A native of Philadelphia, where John Coltrane grew immeasurably as a musician, Sonny Fortune is one of those relentless, tireless saxophone improvisers who fell under the spell of Trane early and has manifested that spirit throughout his career. Inspired by his participation in a superb District Curators concert tribute to Coltrane in ’98 at Washington, D.C.’s Lincoln Theatre that had the audience hollering, Fortune goes deep in the shed for this tribute to the master. The specter of Coltrane has consistently enveloped Fortune’s horns, even when serving his late ’60s Latin jazz apprenticeship with Mongo Santamaria.

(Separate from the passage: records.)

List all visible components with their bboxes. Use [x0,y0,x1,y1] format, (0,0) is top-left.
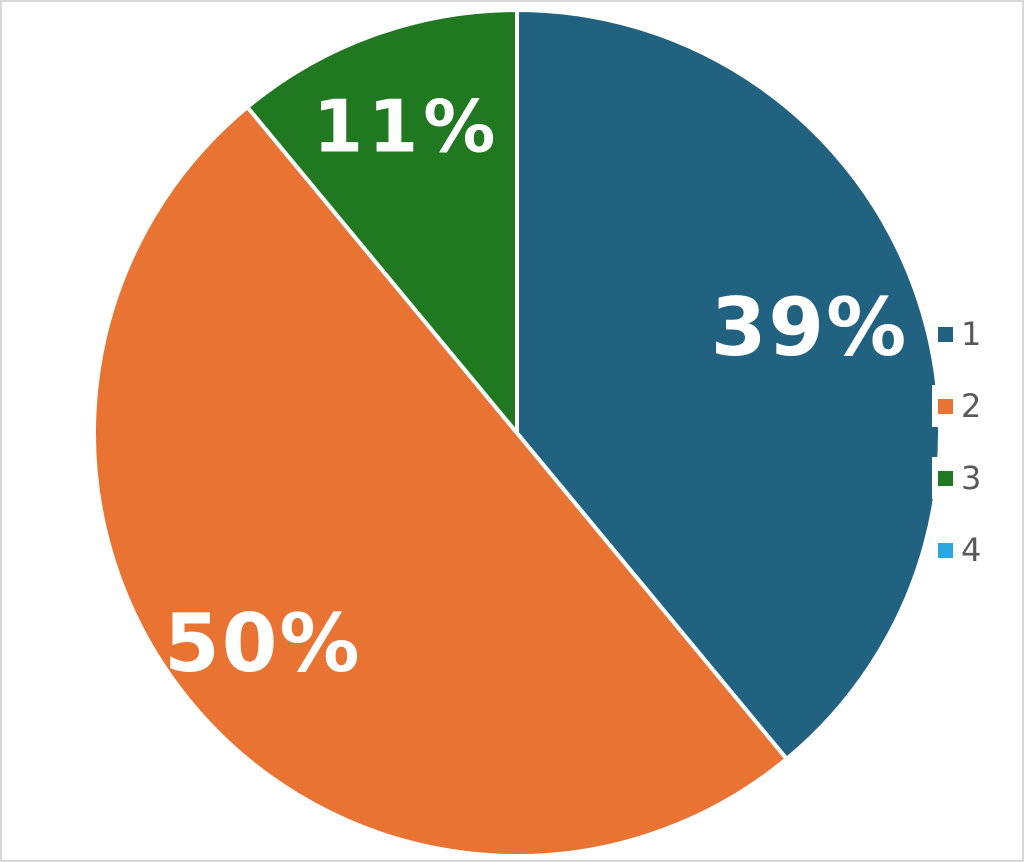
legend-item-1: 1 [932,313,990,355]
pie-slice-2 [92,105,789,858]
legend-swatch-1 [938,326,953,342]
slice-label-2: 50% [164,597,361,690]
legend-swatch-2 [938,398,953,414]
legend-swatch-4 [938,542,953,558]
pie-slice-1 [515,8,942,761]
legend-label-4: 4 [961,531,982,569]
slice-label-1: 39% [711,281,908,374]
legend-swatch-3 [938,470,953,486]
chart-legend: 1 2 3 4 [932,313,990,571]
pie-slice-3 [245,8,519,435]
legend-label-3: 3 [961,459,982,497]
legend-item-2: 2 [932,385,990,427]
legend-item-3: 3 [932,457,990,499]
slice-label-3: 11% [313,85,500,169]
legend-label-2: 2 [961,387,982,425]
legend-item-4: 4 [932,529,990,571]
legend-label-1: 1 [961,315,982,353]
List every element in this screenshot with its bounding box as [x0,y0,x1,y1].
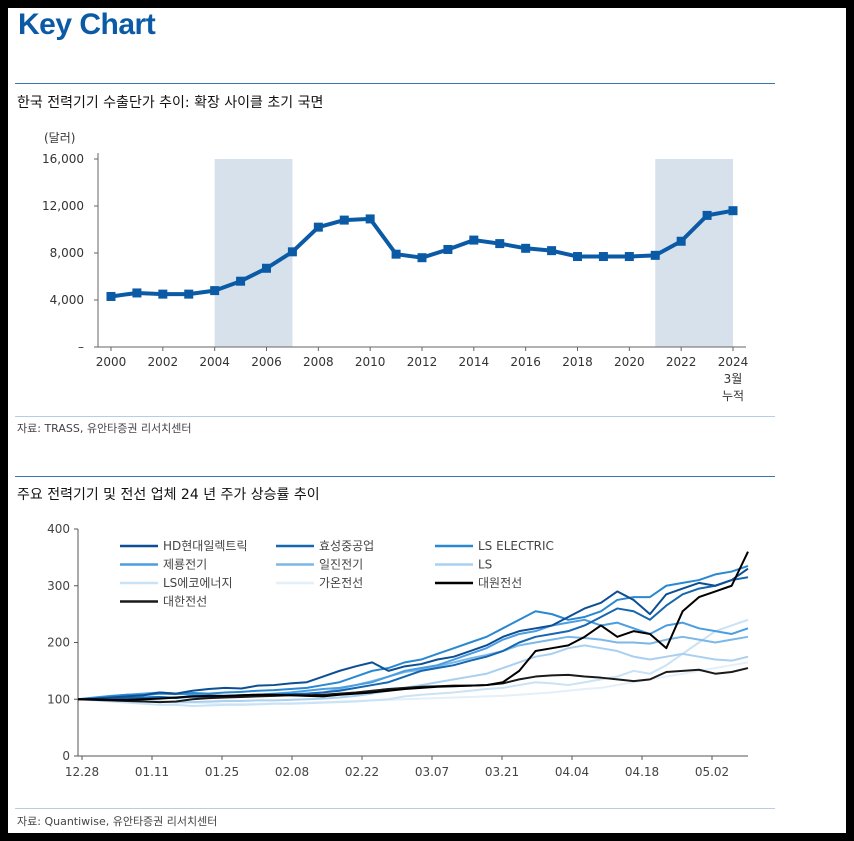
chart1-xtick-label: 2016 [510,355,541,369]
chart1-data-point [469,235,479,245]
chart2-xtick-label: 04.18 [625,765,659,779]
chart2-xtick-label: 03.07 [415,765,449,779]
chart1-data-point [521,243,531,253]
chart2-xtick-label: 03.21 [485,765,519,779]
chart1-data-point [262,263,271,273]
chart1-data-point [624,252,634,262]
chart1-data-point [158,289,168,299]
chart1-source: 자료: TRASS, 유안타증권 리서치센터 [17,422,192,435]
chart2-source: 자료: Quantiwise, 유안타증권 리서치센터 [17,815,218,828]
series-line-4 [77,635,749,701]
chart1-data-point [391,249,401,259]
chart1-caption: 한국 전력기기 수출단가 추이: 확장 사이클 초기 국면 [17,95,324,111]
chart1-data-point [210,286,220,296]
chart2-axes: 0 100 200 300 400 12.28 01.11 01.25 02.08 02.22 03… [47,522,748,779]
chart1-xtick-label: 2010 [355,355,386,369]
chart1-data-point [728,206,738,216]
chart1-data-point [650,250,660,260]
chart1-xtick-label: 2004 [199,355,230,369]
chart1-data-point [132,288,142,298]
legend-label-0: HD현대일렉트릭 [163,539,248,553]
shaded-range-0 [214,159,293,347]
chart2-ytick-label: 200 [47,636,70,650]
chart1-xtick-label: 2022 [666,355,697,369]
chart2-xtick-label: 02.22 [345,765,379,779]
chart1-data-point [339,215,349,225]
chart1-unit-label: (달러) [44,131,75,145]
chart2-ytick-label: 300 [47,579,70,593]
chart1-data-point [547,246,557,256]
chart1-xtick-label: 2008 [303,355,334,369]
chart1-xtick-label: 2000 [96,355,127,369]
chart2-caption: 주요 전력기기 및 전선 업체 24 년 주가 상승률 추이 [17,487,320,503]
chart1-data-point [106,291,116,301]
legend-label-9: 대한전선 [163,595,207,609]
series-line-8 [78,551,749,701]
chart1-xtick-label: 2014 [459,355,490,369]
legend-label-7: 가온전선 [319,576,363,590]
chart1-axes: (달러) – 4,000 8,000 12,000 16,000 2000 2002 2004 2… [42,131,748,403]
chart2-xtick-label: 04.04 [555,765,589,779]
chart2-xtick-label: 02.08 [275,765,309,779]
chart1-data-point [702,210,712,220]
series-line-2 [77,564,749,701]
legend-label-2: LS ELECTRIC [478,539,554,553]
legend-label-5: LS [478,558,492,572]
legend-label-4: 일진전기 [319,558,363,572]
shaded-range-1 [655,159,733,347]
export-price-chart: (달러) – 4,000 8,000 12,000 16,000 2000 2002 2004 2… [42,131,748,403]
chart2-ytick-label: 400 [47,522,70,536]
legend-label-3: 제룡전기 [163,558,207,572]
chart1-xtick-label: 2018 [562,355,593,369]
chart2-xtick-label: 12.28 [65,765,99,779]
chart1-data-point [598,252,608,262]
chart2-legend: HD현대일렉트릭 효성중공업 LS ELECTRIC 제룡전기 일진전기 LS LS에코에너… [120,539,554,609]
chart1-data-point [313,222,323,232]
chart1-ytick-label: – [78,340,84,354]
chart1-xtick-label: 2024 [718,355,749,369]
chart1-ytick-label: 12,000 [42,199,84,213]
chart1-ytick-label: 4,000 [50,293,84,307]
chart1-ytick-label: 8,000 [50,246,84,260]
chart1-xtick-label: 2006 [251,355,282,369]
chart1-data-point [495,239,505,249]
chart2-xtick-label: 01.11 [135,765,169,779]
chart2-xtick-label: 05.02 [695,765,729,779]
chart1-data-point [443,244,453,254]
legend-label-1: 효성중공업 [319,539,374,553]
chart1-xtick-label: 누적 [722,389,744,403]
chart1-data-point [184,289,194,299]
chart1-xtick-label: 2002 [148,355,179,369]
series-line-9 [77,667,749,704]
chart1-xtick-label: 3월 [724,372,743,386]
chart1-xtick-label: 2020 [614,355,645,369]
series-line-0 [77,567,749,701]
legend-label-8: 대원전선 [478,576,522,590]
chart2-ytick-label: 100 [47,692,70,706]
chart2-divider [15,808,775,809]
chart1-data-point [573,252,582,262]
chart1-data-point [236,276,246,286]
title-divider [15,83,775,84]
chart1-data-point [417,253,427,263]
chart1-data-point [676,236,686,246]
chart1-ytick-label: 16,000 [42,152,84,166]
series-line-3 [77,618,749,701]
chart2-top-divider [15,476,775,477]
page-title: Key Chart [18,8,156,41]
chart1-data-point [287,247,297,257]
stock-return-chart: 0 100 200 300 400 12.28 01.11 01.25 02.08 02.22 03… [47,522,749,779]
chart2-xtick-label: 01.25 [205,765,239,779]
chart1-xtick-label: 2012 [407,355,438,369]
chart1-divider [15,416,775,417]
chart2-ytick-label: 0 [62,749,70,763]
chart1-data-point [365,214,375,224]
legend-label-6: LS에코에너지 [163,576,233,590]
series-line-6 [77,618,749,708]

Coltrane’s influence came into sharper focus during Fortune’s stints with McCoy Tyner (recall the blisters he put on the Sahara date) and alongside Elvin Jones’ roiling, cursing, thrashing drum machine, where Fortune raised the hairs on the backs of more than a few necks during Jones’ residency at Umbria Jazz in summer ’98. In the company of those two powerhouses he lived the dream of many a saxman, warming his chops in the ferocious company that upped the ante for so many of Coltrane’s historic forays. So it’s not as a novice, familiar with Coltrane’s oeuvre solely through the magic of stereophonic sound, the tributary writings of spellbound scribes or the hushed recollections of other acolytes, that Fortune travels down this well-journeyed path of homage to Trane.

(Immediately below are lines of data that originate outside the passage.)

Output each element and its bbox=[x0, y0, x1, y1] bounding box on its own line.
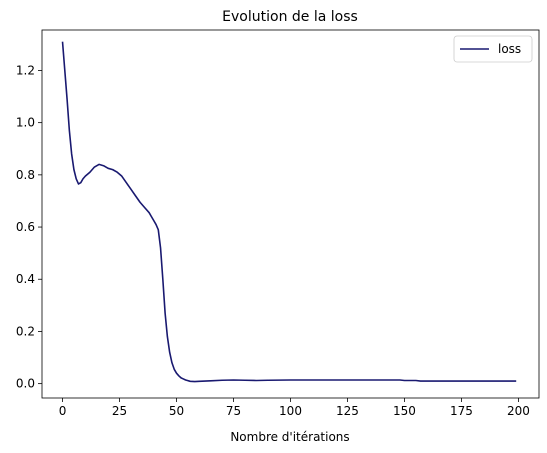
y-tick-label: 0.4 bbox=[16, 272, 35, 286]
y-tick-label: 0.6 bbox=[16, 220, 35, 234]
x-tick-label: 150 bbox=[393, 404, 416, 418]
chart-title: Evolution de la loss bbox=[222, 9, 358, 25]
y-tick-label: 1.0 bbox=[16, 116, 35, 130]
plot-frame bbox=[41, 29, 540, 399]
x-tick-label: 25 bbox=[112, 404, 127, 418]
series-line-loss bbox=[61, 41, 517, 383]
y-tick-label: 1.2 bbox=[16, 63, 35, 77]
x-tick-label: 125 bbox=[336, 404, 359, 418]
y-tick-label: 0.8 bbox=[16, 168, 35, 182]
x-tick-label: 0 bbox=[59, 404, 67, 418]
x-tick-label: 50 bbox=[169, 404, 184, 418]
x-tick-label: 200 bbox=[507, 404, 530, 418]
x-axis-ticks: 0 25 50 75 100 125 150 175 200 bbox=[59, 398, 530, 418]
x-tick-label: 100 bbox=[279, 404, 302, 418]
x-axis-label: Nombre d'itérations bbox=[230, 430, 349, 444]
legend-label-loss: loss bbox=[498, 42, 521, 56]
y-tick-label: 0.0 bbox=[16, 377, 35, 391]
x-tick-label: 75 bbox=[226, 404, 241, 418]
legend-box bbox=[453, 35, 533, 63]
x-tick-label: 175 bbox=[450, 404, 473, 418]
plot-series bbox=[61, 41, 517, 383]
y-axis-ticks: 0.0 0.2 0.4 0.6 0.8 1.0 1.2 bbox=[16, 63, 42, 391]
y-tick-label: 0.2 bbox=[16, 324, 35, 338]
legend: loss bbox=[453, 35, 533, 63]
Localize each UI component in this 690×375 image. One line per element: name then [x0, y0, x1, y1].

To accompany him on this trek Fortune recruited the able hands of pianist John Hicks and bassist Santi Debriano. For further immersion in the quintessence of Coltrane, Fortune engaged two of J.C.’s associates, drummer Rashied Ali and bassist Reggie Workman, to authenticate his piece “For John.” And for a dose of Afro Cuba, Fortune enlisted the bata drums of Steve Berrios and Julio Colazo for Coltrane’s Castillian classic “Ole.” The latter is one of two selections from the Coltrane book, the other being “Africa.” The remainder of the tunes are Fortune’s writings, largely composed as convenient launching pads towards the meat of the matter: saxophone improvisations. “Hangin’ Out with JC” is given two readings: first as a high-speed quartet number, later in the manner of Coltrane’s blistering dialogues with Rashied Ali, pairing Fortune with Burrage. While the achievement of energy is significant, this type of repeat suggests a paucity of real compositional ideas. But then, I imagine, composition wasn’t an issue in Sonny’s plans.

For this date, Fortune engages three of his four axes: soprano, alto and tenor saxophone. It is on the alto that Fortune is most distinct and at home, as evident on “Ole” (though the engineer responsible for that tune’s egregious fade-out should have his knuckles rapped-hard). The percussive build-up to “Ole” lays down a thick bed of Spanish moss over which Fortune’s alto dances determinedly. The closing “For John” is Sonny’s exploration of free-period Coltrane as he takes the trio route with Workman and Ali, engaging the nether-reaches of his tenor in heroic fashion.